Flk1+ and VE-Cadherin+ Endothelial Cells Derived from iPSCs Recapitulates Vascular Development during Differentiation and Display Similar Angiogenic Potential as ESC-Derived Cells
journal contributionposted on 2015-08-13, 00:00 authored by Erin E. Kohler, Kishore K. Wary, Fei Li, Ishita Chatterjee, Norifumi Urao, Peter T. Toth, Masuko Ushio-Fukai, Jalees Rehman, Changwon Park, Asrar B. Malik
RATIONALE: Induced pluripotent stem (iPS) cells have emerged as a source of potentially unlimited supply of autologous endothelial cells (ECs) for vascularization. However, the regenerative function of these cells relative to adult ECs and ECs derived from embryonic stem (ES) cells is unknown. The objective was to define the differentiation characteristics and vascularization potential of Fetal liver kinase (Flk)1(+) and Vascular Endothelial (VE)-cadherin(+) ECs derived identically from mouse (m)ES and miPS cells. METHODS AND RESULTS: Naive mES and miPS cells cultured in type IV collagen (IV Col) in defined media for 5 days induced the formation of adherent cell populations, which demonstrated similar expression of Flk1 and VE-cadherin and the emergence of EC progenies. FACS purification resulted in 100% Flk1(+) VE-cadherin(+) cells from both mES and miPS cells. Emergence of Flk1(+)VE-cadherin(+) cells entailed expression of the vascular developmental transcription factor Er71, which bound identically to Flk1, VE-cadherin, and CD31 promoters in both populations. Immunostaining with anti-VE-cadherin and anti-CD31 antibodies and microscopy demonstrated the endothelial nature of these cells. Each cell population (unlike mature ECs) organized into well-developed vascular structures in vitro and incorporated into CD31(+) neovessels in matrigel plugs implanted in nude mice in vivo. CONCLUSION: Thus, iPS cell-derived Flk1(+)VE-cadherin(+) cells expressing the Er71 are as angiogenic as mES cell-derived cells and incorporate into CD31(+) neovessels. Their vessel forming capacity highlights the potential of autologous iPS cells-derived EC progeny for therapeutic angiogenesis.

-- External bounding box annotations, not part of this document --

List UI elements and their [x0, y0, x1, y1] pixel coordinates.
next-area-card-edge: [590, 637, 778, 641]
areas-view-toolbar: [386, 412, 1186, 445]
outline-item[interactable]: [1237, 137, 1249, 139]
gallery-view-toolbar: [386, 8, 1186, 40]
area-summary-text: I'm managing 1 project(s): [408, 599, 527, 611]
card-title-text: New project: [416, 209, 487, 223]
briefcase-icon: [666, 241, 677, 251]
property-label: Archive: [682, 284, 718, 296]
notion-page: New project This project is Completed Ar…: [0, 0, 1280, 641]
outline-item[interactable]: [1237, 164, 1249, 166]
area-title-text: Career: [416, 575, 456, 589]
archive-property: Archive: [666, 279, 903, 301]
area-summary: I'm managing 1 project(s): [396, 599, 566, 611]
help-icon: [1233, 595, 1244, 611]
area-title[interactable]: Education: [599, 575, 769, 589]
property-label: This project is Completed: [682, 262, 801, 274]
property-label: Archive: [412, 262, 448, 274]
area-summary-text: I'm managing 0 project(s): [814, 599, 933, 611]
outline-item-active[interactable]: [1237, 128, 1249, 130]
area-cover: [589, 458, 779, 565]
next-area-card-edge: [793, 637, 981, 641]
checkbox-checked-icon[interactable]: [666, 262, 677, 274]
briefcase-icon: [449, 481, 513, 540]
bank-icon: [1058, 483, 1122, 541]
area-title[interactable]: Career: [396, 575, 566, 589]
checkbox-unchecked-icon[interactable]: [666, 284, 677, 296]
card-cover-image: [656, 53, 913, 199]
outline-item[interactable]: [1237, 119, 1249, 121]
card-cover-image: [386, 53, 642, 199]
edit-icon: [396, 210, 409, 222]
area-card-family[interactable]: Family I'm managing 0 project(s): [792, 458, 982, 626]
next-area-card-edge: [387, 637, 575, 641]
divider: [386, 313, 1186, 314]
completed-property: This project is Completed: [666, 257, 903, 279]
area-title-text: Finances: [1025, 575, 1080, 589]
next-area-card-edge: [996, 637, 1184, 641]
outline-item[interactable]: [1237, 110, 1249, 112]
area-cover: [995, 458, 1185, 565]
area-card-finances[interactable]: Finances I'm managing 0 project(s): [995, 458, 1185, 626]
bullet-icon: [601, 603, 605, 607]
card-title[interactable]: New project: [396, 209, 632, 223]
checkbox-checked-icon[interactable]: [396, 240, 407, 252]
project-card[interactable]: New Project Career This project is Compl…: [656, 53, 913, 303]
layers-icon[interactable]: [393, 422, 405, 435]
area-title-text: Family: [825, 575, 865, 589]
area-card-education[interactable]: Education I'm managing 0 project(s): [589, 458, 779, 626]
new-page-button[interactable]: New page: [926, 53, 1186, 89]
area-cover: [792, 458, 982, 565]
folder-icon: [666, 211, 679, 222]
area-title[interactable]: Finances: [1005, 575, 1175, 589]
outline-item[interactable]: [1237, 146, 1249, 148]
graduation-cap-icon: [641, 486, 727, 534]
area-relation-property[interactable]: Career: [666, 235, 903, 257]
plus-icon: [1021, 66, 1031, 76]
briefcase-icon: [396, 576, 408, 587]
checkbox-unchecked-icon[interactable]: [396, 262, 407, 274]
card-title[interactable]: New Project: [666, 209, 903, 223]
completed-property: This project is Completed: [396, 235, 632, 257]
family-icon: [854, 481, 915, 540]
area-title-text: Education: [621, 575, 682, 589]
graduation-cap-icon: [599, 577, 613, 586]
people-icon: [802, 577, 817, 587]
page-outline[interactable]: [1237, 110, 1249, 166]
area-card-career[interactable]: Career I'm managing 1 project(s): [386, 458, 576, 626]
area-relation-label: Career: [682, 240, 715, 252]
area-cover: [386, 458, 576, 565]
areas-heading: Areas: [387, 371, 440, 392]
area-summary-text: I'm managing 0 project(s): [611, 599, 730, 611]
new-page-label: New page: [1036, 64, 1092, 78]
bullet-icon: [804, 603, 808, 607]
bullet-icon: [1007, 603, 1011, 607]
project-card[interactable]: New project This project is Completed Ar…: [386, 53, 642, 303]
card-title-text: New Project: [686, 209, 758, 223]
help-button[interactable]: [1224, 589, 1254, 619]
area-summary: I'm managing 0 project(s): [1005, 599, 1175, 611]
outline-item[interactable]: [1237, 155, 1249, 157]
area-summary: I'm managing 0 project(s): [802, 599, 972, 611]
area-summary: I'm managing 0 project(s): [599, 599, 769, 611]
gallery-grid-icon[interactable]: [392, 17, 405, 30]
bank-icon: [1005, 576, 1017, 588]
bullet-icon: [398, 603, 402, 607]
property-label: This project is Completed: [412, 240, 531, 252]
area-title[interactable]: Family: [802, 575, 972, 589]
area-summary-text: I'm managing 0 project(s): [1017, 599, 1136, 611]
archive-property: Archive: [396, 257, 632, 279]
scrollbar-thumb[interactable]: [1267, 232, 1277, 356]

This work was supported by grants from the National Institutes of Health to KKW (HL079356), MUF (HL112293), JR (GM094220), and ABM (HL090152), and awards from the American Heart Association to EEK (12PRE1208000) and KKW (12GRNT12070159). The funders had no role in study design, data collection and analysis, decision to publish, or preparation of the manuscript.